Lipton also stressed the importance of proper calcium and vitamin D supplementation, and that while severe events such as ONJ do occur in patients receiving monthly therapy with bone-targeted agents they are comparatively rare.

Clinical Pearls

• Patients with advanced cancer and bone metastases are at risk for skeletal-related events (SREs) such as pathologic fracture and spinal cord compression.
• Intravenous or subcutaneous administration of bone-targeted therapies may facilitate compliance and adherence with therapy for bone metastases.
• Current treatments to prevent SREs in patients with bone metastases include zoledronic acid, a bisphosphonate, and denosumab, an inhibitor of RANKL.
• Unlike zoledronic acid, denosumab does not require IV administration or monitoring of renal function and is not associated with acute-phase reactions.

“ONJ has been reported in patients receiving monthly bone-targeted agents, but the true incidence of ONJ is about 0.5% to 1.0% per year—not nearly as high as that reported in retrospective studies. [ONJ] is numerically higher, but not statistically higher, with Xgeva, and it’s important that people have their bone and their teeth checked beforehand and avoid dental surgery because the incidence of ONJ goes up with invasive dental surgery [when] they are on the bone-targeted agent,” Lipton explained.
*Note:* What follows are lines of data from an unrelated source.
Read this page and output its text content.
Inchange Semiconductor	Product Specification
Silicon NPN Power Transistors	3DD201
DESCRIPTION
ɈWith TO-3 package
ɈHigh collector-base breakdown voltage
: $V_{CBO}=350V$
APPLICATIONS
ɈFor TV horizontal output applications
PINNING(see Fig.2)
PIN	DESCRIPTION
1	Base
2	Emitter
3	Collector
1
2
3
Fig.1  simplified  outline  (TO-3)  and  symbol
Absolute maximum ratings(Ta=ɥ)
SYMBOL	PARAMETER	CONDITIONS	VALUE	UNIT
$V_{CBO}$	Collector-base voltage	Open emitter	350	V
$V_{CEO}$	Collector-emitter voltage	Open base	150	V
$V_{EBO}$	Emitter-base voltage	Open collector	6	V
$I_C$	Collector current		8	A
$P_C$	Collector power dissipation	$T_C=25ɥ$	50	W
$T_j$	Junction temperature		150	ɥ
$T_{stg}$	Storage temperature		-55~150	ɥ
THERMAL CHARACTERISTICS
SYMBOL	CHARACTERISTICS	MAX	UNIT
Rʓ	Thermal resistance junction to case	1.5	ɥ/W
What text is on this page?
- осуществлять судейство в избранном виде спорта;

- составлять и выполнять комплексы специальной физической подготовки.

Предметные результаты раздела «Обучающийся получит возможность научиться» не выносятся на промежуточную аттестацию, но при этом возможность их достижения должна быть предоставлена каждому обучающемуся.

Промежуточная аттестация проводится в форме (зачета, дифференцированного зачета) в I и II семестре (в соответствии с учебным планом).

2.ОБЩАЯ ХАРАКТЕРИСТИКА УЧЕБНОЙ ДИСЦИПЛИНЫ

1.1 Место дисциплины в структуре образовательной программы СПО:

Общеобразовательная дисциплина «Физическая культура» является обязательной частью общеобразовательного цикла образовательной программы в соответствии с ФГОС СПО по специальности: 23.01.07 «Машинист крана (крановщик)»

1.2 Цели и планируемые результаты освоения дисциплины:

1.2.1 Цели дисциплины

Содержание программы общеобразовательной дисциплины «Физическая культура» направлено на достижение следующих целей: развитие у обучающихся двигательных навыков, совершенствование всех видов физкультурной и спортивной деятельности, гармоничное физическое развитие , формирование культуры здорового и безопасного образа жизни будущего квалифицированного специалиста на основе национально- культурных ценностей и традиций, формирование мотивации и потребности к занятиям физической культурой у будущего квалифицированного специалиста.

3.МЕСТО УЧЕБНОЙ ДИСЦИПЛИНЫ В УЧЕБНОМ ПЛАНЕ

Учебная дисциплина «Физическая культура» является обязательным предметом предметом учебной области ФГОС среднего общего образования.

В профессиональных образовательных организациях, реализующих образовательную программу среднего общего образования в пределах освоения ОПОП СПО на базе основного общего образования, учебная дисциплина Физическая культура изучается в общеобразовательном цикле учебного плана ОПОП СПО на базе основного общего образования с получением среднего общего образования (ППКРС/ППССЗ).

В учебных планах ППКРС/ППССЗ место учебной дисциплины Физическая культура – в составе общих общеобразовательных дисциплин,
Given the proven benefit of denosumab and other bone-targeted agents in preventing SREs, further study will be needed to define the optimal doses, duration of therapy, combination(s), and/or sequence of therapies to further enhance and facilitate treatment of bone metastases in patients with prostate, breast, and other advanced cancers.¹

References

1. McKay RR, Taplin ME, Choueiri TK. Optimizing bone health and minimizing skeletal morbidity in men with prostate cancer.Hematol Oncol Clin North Am. 2013;27(6):1261-1283
2. Aapro M, Abrahamsson PA, Body JJ, et al. Guidance on the use of bisphosphonates in solid tumours: recommendations of an international expert panel.Ann Oncol. 2008;19(3):420-432.
3. Aapro M, Saad F, Costa L. Optimizing clinical benefits of bisphosphonates in cancer patients with bone metastases.Oncologist. 2010;15(11):1147-1158.
4. Gralow JR, Biermann JS, Farooki A, et al. NCCN Task Force Report: Bone Health in Cancer Care.J Natl Compr Canc Netw. 2009;7(suppl 3):S1-S32; quiz S33-S35.
5. Coleman RE. Risks and benefits of bisphosphonates.Br J Cancer. 2008;98(11):1736-1740.
6. Zometa [package insert]. East Hanover, NJ:. Novartis Pharmaceuticals Corporation; Revised April 2014.